While 2020 and 2021 have been a red-hot seller’s market on the residential side, supply has been extremely short on the multi-family and commercial side, too. Never in my career have I ever seen multiple offers on an apartment complex days after it has come onto the market. With many properties selling for above the asking price, the sellers are fully in control of the real estate market. New home builders are working to increase the supply of single-family homes. However, very few builders are building new apartment complexes. While many small landlords are choosing to sell their rental homes to cash-out in this market, it’s creating a supply and demand crisis in the rental world, as well. Too many tenants chasing after too few properties. The good news for landlords is that it has become easier to choose the best tenants from a large pool of applicants.

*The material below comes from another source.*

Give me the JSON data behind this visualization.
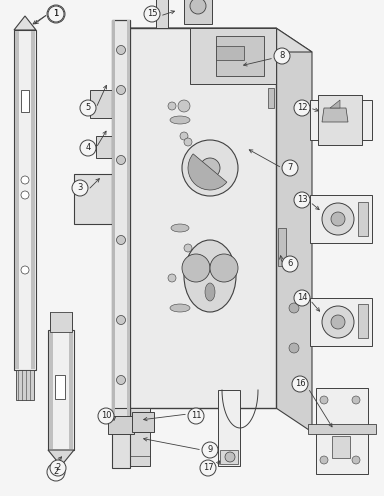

The big question for landlords today is whether to sell or hold. No doubt that even a property that has only been modestly maintained will fetch a significantly higher price than it would have several years ago. Let’s look at a few options owners have available to decide whether selling or holding will be the right option for your rental portfolio in this market.
If you’re looking to sell an investment property and you expect to have a gain, expect to put some money aside to pay capital gains tax. Hopefully you’ve owned the property for more than a year, so you would be taxed at 0, 15, or 20% of your gain on the federal level. In addition to that, you will also have to pay the recapture tax, which is a tax on the depreciation you were able to take over the course of your ownership (the taxman giveth and the taxman taketh away). The recapture tax is taxed at a taxpayer’s ordinary income rate up to a maximum of 25%. If you’re looking to liquidate now to have cash available, this could be your best option. But let’s look at two alternatives when selling.
The first option when an investor is looking to sell a property is a 1031 exchange. This allows a taxpayer to defer paying capital gains taxes and recapture taxes by rolling them into a new property. 1031 exchanges are a great wealth-building strategy, but there are some very strict rules that need to be followed. The one rule that needs to be emphasize here is that within 45 days from the sale of your old property, you MUST identify up to three properties that you would plan to buy. Furthermore, you MUST settle on one of those three properties within 180 days from when your original property sold. 45 days and 180 days sounds like plenty of time, but I assure you they are not. With minimal inventory, high prices, and low cap rates, a 1031 exchange is just too risky for many people today.
The second option is to offer seller financing on the property. This allows a seller to spread their gain over multiple years, while commanding absolute top dollar for their property. No appraisal is needed, so buyer and seller could come up with very creative terms to strike a deal. Raise the price $50,000 and offer financing at 0%? No problem. Take title to the buyer’s hunting cabin in lieu of a down payment. Sure, why not? Opportunities abound for sellers who don’t need a lump sum of cash at the sale of their property. This strategy works best on a property with no mortgage or with a small mortgage that can be paid off with the down payment from the buyer, otherwise, you risk running afoul of the bank’s Due On Sale clause.
But what if you want to hold onto the property for a while longer? Maybe you have a great long-term tenant in place or the property is a cash cow. There are several options to take advantage of the current economic state we’re in. If you have a commercial mortgage that has a fixed rate for three or five years, many times the lender will allow you to relock at today’s rate for only a few hundred dollars. From the lower interest rate, your breakeven point would likely be less than a year.
If you have a residential mortgage or are looking to get some cash out of the property, a refinance will be your best option. Closing costs will likely be several thousand dollars, which means a longer breakeven period. If you stay with your current lender, the costs might be less if you can simply modify the loan to update the interest rate. The lender has all your paperwork, so the processing will be significantly less. Be aware that if you do a cash-out refi on a rental property, you will have to adhere to the IRS tracing rules. This means that even though the cash you received is secured by the property, it is not deductible against the property. Instead, you must track where the cash is being used to determine how it can be deducted. Cash used to start a new business? It’s deducted against the business. Used to purchase more real estate? It’s deducted against the new real estate. Used to pay off personal debt or take the family to Hawaii? Sorry, not deductible because it’s used for personal expenses.
With any of the above strategies, speak to your CPA before moving forward to make sure it is the best option for you. It will be much easier for an account to guide you before you do something than to try to fix a mistake that has already been done.